Tous s’arrêtèrent. Elle leur fit signe qu’elle avait entendu quelque chose. Puis soudain, elle se jeta au sol suivit par tous les autres. Au même moment, une nuée de flèche couverte de peinture rouge s’envolèrent vers eux et manquèrent leur cible. Samaël reconnut tout de suite ces flèches plus légères et fines que les autres.

« PATROUILLEURS ! »

Milo s'envola sans réfléchir. Il fallait fuir et vite. S’ils s’approchaient plus d’eux, les patrouilleurs n’allaient pas les rater. Il courait bien plus vite que Samaël ne s’y attendait. Il slalomait entre les arbres, évitant parfois un obstacle invisible. C’était comme s’il avait mémorisé la carte à la virgule près. Katerina et Jaël suivaient difficilement derrière.

« MOINS VITE ! ON NE PEUT PAS PERDRE LES AUTRES ! »

Milo ralentit la cadence et bientôt, Katerina et Jaël les rattrapèrent. Ils continuèrent de courir pendant un moment. Samaël était essoufflé. Il savait qu’ils ne pouvaient pas poursuivre longtemps avec une telle intensité. Ils avaient tout donné pour fuir les patrouilleurs. Au bout d’un moment, Milo s’arrêta, épuisé. Il s’écroula, suivi de Jaël et Samaël. Ce dernier ne sentait plus ses jambes. Jamais il n’avait couru aussi vite. L’adrénaline faisait encore battre son cœur à toute vitesse. Ils l’avaient échappé belle.

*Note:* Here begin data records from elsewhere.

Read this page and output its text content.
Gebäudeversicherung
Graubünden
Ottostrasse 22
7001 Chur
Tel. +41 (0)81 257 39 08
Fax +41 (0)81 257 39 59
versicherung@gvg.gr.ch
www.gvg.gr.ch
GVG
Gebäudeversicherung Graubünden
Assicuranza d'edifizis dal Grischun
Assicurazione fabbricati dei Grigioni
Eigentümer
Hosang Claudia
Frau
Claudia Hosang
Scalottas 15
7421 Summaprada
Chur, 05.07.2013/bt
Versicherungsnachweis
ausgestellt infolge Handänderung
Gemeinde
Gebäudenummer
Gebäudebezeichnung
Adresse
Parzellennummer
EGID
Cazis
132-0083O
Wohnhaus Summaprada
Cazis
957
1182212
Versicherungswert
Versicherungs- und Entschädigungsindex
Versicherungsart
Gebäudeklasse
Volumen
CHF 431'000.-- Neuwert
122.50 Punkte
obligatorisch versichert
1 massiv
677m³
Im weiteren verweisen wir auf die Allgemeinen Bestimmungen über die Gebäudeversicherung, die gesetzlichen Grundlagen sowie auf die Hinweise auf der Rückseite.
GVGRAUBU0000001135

« Où sommes-nous maintenant ? » demanda Jaël en pointant la carte du doigt.

Milo étendit la carte sur le sol et inscrivit les directions cardinales. Il posa ensuite un doigt sur la carte, plus au sud est.

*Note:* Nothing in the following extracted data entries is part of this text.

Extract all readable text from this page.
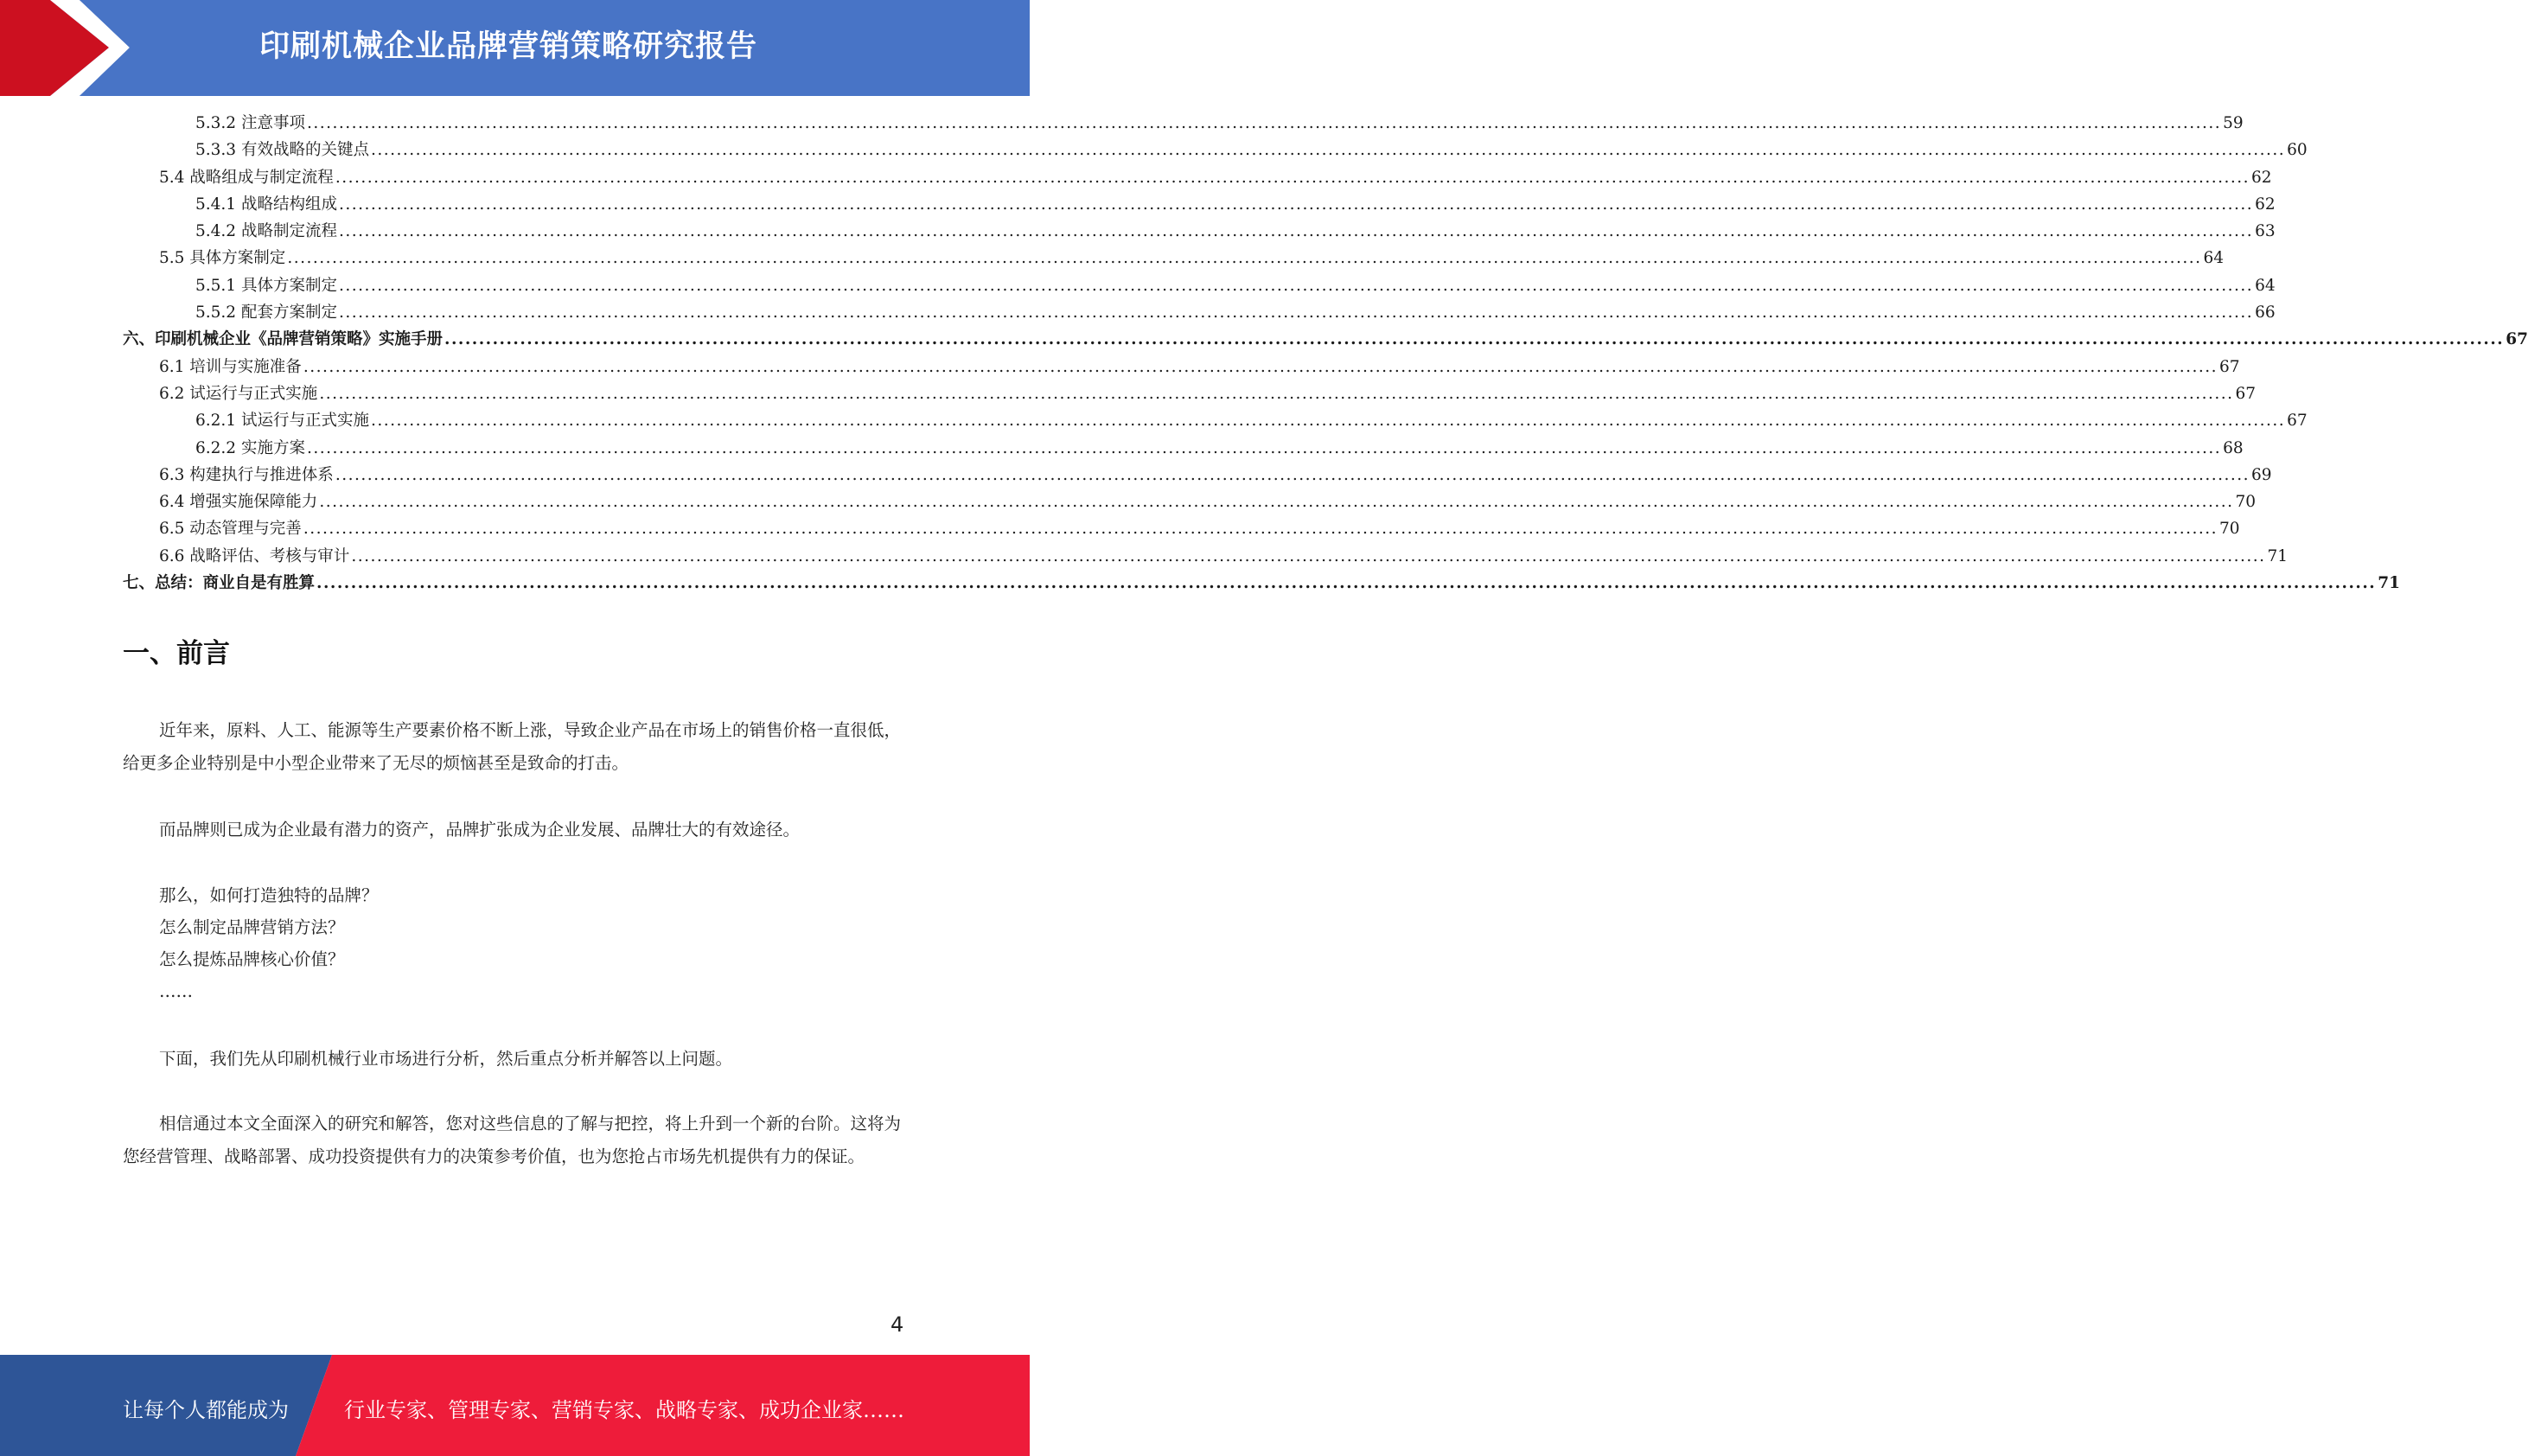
印刷机械企业品牌营销策略研究报告
5.3.2 注意事项 ............................................................................................................................................................................................................................................................................................................ 59
5.3.3 有效战略的关键点 ............................................................................................................................................................................................................................................................................................................ 60
5.4 战略组成与制定流程 ............................................................................................................................................................................................................................................................................................................ 62
5.4.1 战略结构组成 ............................................................................................................................................................................................................................................................................................................ 62
5.4.2 战略制定流程 ............................................................................................................................................................................................................................................................................................................ 63
5.5 具体方案制定 ............................................................................................................................................................................................................................................................................................................ 64
5.5.1 具体方案制定 ............................................................................................................................................................................................................................................................................................................ 64
5.5.2 配套方案制定 ............................................................................................................................................................................................................................................................................................................ 66
六、印刷机械企业《品牌营销策略》实施手册 ............................................................................................................................................................................................................................................................................................................ 67
6.1 培训与实施准备 ............................................................................................................................................................................................................................................................................................................ 67
6.2 试运行与正式实施 ............................................................................................................................................................................................................................................................................................................ 67
6.2.1 试运行与正式实施 ............................................................................................................................................................................................................................................................................................................ 67
6.2.2 实施方案 ............................................................................................................................................................................................................................................................................................................ 68
6.3 构建执行与推进体系 ............................................................................................................................................................................................................................................................................................................ 69
6.4 增强实施保障能力 ............................................................................................................................................................................................................................................................................................................ 70
6.5 动态管理与完善 ............................................................................................................................................................................................................................................................................................................ 70
6.6 战略评估、考核与审计 ............................................................................................................................................................................................................................................................................................................ 71
七、总结：商业自是有胜算 ............................................................................................................................................................................................................................................................................................................ 71
一、前言

近年来，原料、人工、能源等生产要素价格不断上涨，导致企业产品在市场上的销售价格一直很低，给更多企业特别是中小型企业带来了无尽的烦恼甚至是致命的打击。

而品牌则已成为企业最有潜力的资产，品牌扩张成为企业发展、品牌壮大的有效途径。

那么，如何打造独特的品牌？

怎么制定品牌营销方法？

怎么提炼品牌核心价值？

……

下面，我们先从印刷机械行业市场进行分析，然后重点分析并解答以上问题。

相信通过本文全面深入的研究和解答，您对这些信息的了解与把控，将上升到一个新的台阶。这将为您经营管理、战略部署、成功投资提供有力的决策参考价值，也为您抢占市场先机提供有力的保证。

4
让每个人都能成为	行业专家、管理专家、营销专家、战略专家、成功企业家……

« Nous sommes ici. Je dois encore faire quelques calculs pour en être certain mais je pense que la bonne sortie est celle-ci. »

Il montra un endroit quelque part à l’extrémité sud-est de la carte.

« Je propose que nous continuions de marcher pendant que je termine mes calculs pour ne pas perdre de temps. »

Des heures durant, ils marchèrent, sans incident. Samaël craignait le pire. Il était certain que quelque chose se produirait avant d’arriver à la sortie. C’était bien trop simple.

« Sommes-nous proche ? »

Milo acquiesça. « Presque. Je dirais moins de cent pas. »

Samaël leur fit signe de s’arrêter. Tous s’exécutèrent.

« Nous devrions faire attention. J’ai le sentiment que la sortie sera bien gardée. »

Jaël et Katerina hochèrent la tête.

« Nous devrions nous cacher quelque part et guetter un signe de la présence de soldats ou de patrouilleurs. »

Samaël se tourna vers Milo.

« Y a-t-il un endroit propice pour ne pas se faire repérer facilement ? »

Milo sortit la carte et l’observa, longuement. Il montra un endroit plus au nord de la sortie qu’il avait repéré plus tôt.

« Là. Il y a des roches probablement de la verdure dense tout autour, cette zone-là doit être sombre. »

« Parfait, faisons cela alors. »

Quelques instants plus tard, ils atteignirent leur destination. Cette partie-là de la forêt était effectivement plus sombre qu’ailleurs car les roches étaient hautes et des grands arbres couvraient l’essentiel de cette superficie. C’était l’endroit parfait pour se cacher. Samaël se retourna et vit de la lumière au bout d’un chemin sombre parsemé d’arbres. C’était probablement la sortie.

Katerina montra deux des plus hauts arbres.

« Nous devrions grimper, nous verrons mieux de là-haut et nous aurons l’avantage de la hauteur. »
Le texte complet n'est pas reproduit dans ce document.